• Former Schwab CEO Dave Pottruck on His New Book, His Bets, and Bitcoin

    david pottruckThe first time I met David Pottruck, it was 1999 and he was co-CEO of the high-flying discount brokerage Charles Schwab, a title he’d share for five years with founder Charles Schwab before becoming the sole CEO of the company in January 2003.

    Eighteen months later, the company — which Pottruck had pushed into the Internet age and that struggled after the dot com crash — ousted him in a decision that still stings, though Pottruck will tell you the company made the right decision.

    A new book by Pottruck captures the experience. It also features interviews with a dozen others who’ve led organizations through periods of dramatic change, including Intel’s president Renée James; eBay CEO John Donahoe; JetBlue CEO David Barger; and San Francisco Giants CEO Larry Baer. I caught up with Pottruck last week to learn more about the book (which hits bookstores today), and where he’s focusing his energy now.

    You spend a lot of time in New York these days. Have you moved there?

    I’m still in San Francisco, but I have an apartment in New York and I’ve been spending more and more time there for personal and business reasons.

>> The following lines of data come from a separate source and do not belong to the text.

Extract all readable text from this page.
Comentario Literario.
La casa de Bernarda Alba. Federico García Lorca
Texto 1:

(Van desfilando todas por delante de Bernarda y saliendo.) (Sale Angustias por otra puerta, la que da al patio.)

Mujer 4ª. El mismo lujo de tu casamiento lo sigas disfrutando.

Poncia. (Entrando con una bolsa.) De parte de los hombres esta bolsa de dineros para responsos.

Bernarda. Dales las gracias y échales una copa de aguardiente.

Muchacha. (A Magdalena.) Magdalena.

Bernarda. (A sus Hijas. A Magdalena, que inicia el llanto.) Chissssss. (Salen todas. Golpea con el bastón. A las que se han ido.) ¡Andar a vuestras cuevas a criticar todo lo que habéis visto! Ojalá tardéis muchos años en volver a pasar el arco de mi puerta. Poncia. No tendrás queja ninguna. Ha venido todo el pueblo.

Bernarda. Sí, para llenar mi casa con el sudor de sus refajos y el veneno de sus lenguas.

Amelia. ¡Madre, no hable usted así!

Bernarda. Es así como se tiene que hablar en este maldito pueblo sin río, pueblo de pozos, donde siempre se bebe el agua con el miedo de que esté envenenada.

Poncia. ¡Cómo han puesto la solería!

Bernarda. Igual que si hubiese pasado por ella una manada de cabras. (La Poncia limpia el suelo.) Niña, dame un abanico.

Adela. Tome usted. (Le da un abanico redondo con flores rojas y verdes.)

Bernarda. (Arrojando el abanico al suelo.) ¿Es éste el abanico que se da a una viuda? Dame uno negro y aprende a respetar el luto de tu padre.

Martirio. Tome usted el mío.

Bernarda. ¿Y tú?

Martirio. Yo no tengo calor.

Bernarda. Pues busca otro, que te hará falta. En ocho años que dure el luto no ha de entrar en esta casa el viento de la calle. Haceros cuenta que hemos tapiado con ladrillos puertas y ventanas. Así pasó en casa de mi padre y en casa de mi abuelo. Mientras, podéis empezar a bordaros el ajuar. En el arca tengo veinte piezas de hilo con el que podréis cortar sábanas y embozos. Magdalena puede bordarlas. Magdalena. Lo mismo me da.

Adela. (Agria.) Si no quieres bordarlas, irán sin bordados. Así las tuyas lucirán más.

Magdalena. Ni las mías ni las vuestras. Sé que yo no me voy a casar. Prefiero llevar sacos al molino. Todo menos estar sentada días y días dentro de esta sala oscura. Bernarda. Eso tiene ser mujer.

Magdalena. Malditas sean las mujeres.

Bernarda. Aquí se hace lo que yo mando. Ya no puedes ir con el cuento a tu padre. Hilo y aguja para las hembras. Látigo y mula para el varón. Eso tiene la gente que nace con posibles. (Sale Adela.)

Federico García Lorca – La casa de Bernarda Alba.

    Tell us about your business interests. After leaving Schwab, you formed an investment firm called Red Eagle Ventures. How would you describe its mission?

    After I left Schwab, I decided the smartest thing to do was work for myself and invest in early-stage companies and see if I could add value as a mentor, as a coach to CEOs.

    Financial services CEOs?

    For a long time, I stayed away from financial services. I wanted to do other things, learn about new industries. So I spent a couple of years working on a startup airline called Eos Airlines that ultimately didn’t make it. The idea was to fly [a high-end service] from New York to London, but while people loved it, the economics were challenging and when oil spiked to $150 per barrel for a few months [it killed the business].

    Are you still interested in disrupting the airline industry?

    No, I’d never invest in another airline. It’s a terrible industry. It’s like Warren Buffett says, if you want a small fortune, start with a large fortune and invest in an airline.

    Where are you investing then?

    I realized I should look for something that I knew about and would enjoy, and I became a founding investor in and chairman of Hightower, a fast-growing, very profitable, seven-year-old wealth management firm. It now has 30 different locations around the U.S., around 300 employees, and almost $100 million in revenue. I’m also the chairman and a large investor in CorpU, a leadership development business that launched a few years ago and whose revenue is getting into double digit millions now.

    So you like making concentrated bets. Are you ever tempted to pick up the pace of your investing?

    No, negotiating term sheets, trying to dig into whether or not a business is something to get involved with or not – I hate every aspect of it. I’m an operator. Strategic, tactical, and leadership issues are what fascinate me. That’s what I like to think and write about.

    Your new book focuses on breakthrough change. How interested are you in the many changes happening in financial services? What do you make of bitcoin specifically?

    If you look at it, it’s like gold, whose value is in the eye of the beholder. Gold has very little real tangible value. It’s a shiny metal. But it goes up and down because it’s considered a store of value. Bitcoins are like that that. They’re simply digits, and if the public believes them to be a store of value, then I think they are. But in my mind, it’s an extremely risky currency, if you even want to call it that.

    People like the whole idea of a currency that’s not backed by a government, but governments play a key role in stabilizing currencies and ensuring they have a stable value. It doesn’t always work out that way, but bitcoin doesn’t have anybody doing that. I mean, who is accountable? The answer is nobody. Nobody has raised their hand to say, I’m behind this. I think it’s nuts.

    You spent 20 years at Schwab. Are you still in touch with Charles Schwab?

    I had an amazing career because Charles Schwab the man gave me that opportunity. He supported me and promoted me and got behind me when I made idiotic, adolescent mistakes. I wish my last days had ended differently, but the company needed different leadership at the time, and Chuck and I continue to have a very nice relationship.